Jigsaw, the company which was formerly Google Ideas, has released an experimental browser extension, Tune. It allows people to remove content from their online experience, like ripping ingredients out of a recipe. For years this technology has been in development but pressures from within the industry make the release of Tune very timely.
Originally the purpose behind the technology was to target radical Islamists. Jigsaw aimed to redirect the traffic of people who were likely to be radicalized from the content they were consuming to resources that would help them deescalate and rejoin normal society. In order to get the content meant to calm radicals, Jigsaw worked with Moonshot CVE, a company that focuses on counter-signaling calls for violence, on this project.
This program was well liked by officials within the government, who saw it as a promising tool in the fight to control social order.
After focusing on radical Islam, the cofounder of Moonshot, Ross Frenett, made it clear that they received money from “Gen Next”, a company that directly targets American conservatives. Frenett was comfortable enough to claim that conservatives have worse online behavior than what he labels as “ISIS fan boys”.
This is crucial to understand because it is through The New York Times, Wikipedia, and other such liberal hotbeds that conservative extremists are defined. Tune is only available across the mainstream internet, all of the services that are trying to limit speech. Of course that means Twitter, YouTube, Facebook, and Reddit, the platforms which offer the largest audiences.
Functionally, Tune allows the user to “turn down” the “volume” of online conversations. This replaces whatever they have defined as toxic with colored dots.
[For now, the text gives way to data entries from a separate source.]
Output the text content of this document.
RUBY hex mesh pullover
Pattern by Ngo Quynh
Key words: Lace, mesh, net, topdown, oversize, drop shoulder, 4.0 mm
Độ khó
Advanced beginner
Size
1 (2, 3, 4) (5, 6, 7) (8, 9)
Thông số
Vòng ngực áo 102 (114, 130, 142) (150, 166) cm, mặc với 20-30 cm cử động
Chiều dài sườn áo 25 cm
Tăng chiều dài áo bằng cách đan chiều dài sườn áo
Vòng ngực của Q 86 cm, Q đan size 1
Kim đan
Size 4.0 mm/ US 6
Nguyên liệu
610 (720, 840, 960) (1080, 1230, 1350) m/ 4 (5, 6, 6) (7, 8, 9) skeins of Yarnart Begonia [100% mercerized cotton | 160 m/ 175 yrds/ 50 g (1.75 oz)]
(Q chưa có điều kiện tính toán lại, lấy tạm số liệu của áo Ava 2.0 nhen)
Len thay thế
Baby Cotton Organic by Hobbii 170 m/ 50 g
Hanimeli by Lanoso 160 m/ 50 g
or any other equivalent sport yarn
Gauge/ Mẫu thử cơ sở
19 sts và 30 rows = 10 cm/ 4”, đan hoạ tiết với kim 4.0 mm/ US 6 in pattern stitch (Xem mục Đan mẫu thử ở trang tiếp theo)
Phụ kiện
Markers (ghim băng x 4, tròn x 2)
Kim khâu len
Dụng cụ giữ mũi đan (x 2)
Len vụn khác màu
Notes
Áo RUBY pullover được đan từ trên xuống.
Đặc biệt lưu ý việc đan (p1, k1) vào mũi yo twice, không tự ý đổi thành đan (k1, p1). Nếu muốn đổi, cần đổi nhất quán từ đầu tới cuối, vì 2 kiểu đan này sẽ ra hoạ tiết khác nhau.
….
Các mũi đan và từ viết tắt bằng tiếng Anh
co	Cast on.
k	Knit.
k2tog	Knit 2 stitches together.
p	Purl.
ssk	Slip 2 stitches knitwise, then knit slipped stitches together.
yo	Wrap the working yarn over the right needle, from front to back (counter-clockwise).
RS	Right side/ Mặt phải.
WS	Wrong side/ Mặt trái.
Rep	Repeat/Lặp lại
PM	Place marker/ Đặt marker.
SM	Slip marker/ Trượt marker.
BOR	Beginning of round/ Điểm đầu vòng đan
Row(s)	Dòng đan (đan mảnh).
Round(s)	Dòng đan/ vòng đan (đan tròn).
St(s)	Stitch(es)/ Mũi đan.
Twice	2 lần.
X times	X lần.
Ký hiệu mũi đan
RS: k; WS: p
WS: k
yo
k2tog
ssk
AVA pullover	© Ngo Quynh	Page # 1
It removes content.
This release has to be timed as well. Seeing the successful launch of Dissenter last month, the progressives, particularly the Silicon Valley progressives, are worried. None of their articles were able to remove Gab’s extension, so now every page on the internet has a comment section. There is no way to limit the voice of the people; a free speech supporting platform has given their users a place to talk about anything.
To the progressives this is a crisis. They have tried to warp the views of the public for years and they’re getting frustrated. 2016 didn’t work out well, and the ratings for progressive media are falling across the board. Less people trust CNN now than ever, Buzzfeed, and Vox had messy layoffs, and the cracks in their narratives are beginning to show.
The answer to the cultural divide is more conversation and more empathy. Dissenter rises to the challenge of promoting that, and is one of most exciting extensions to come out in years. Tune is a poor stand-in for thick skin.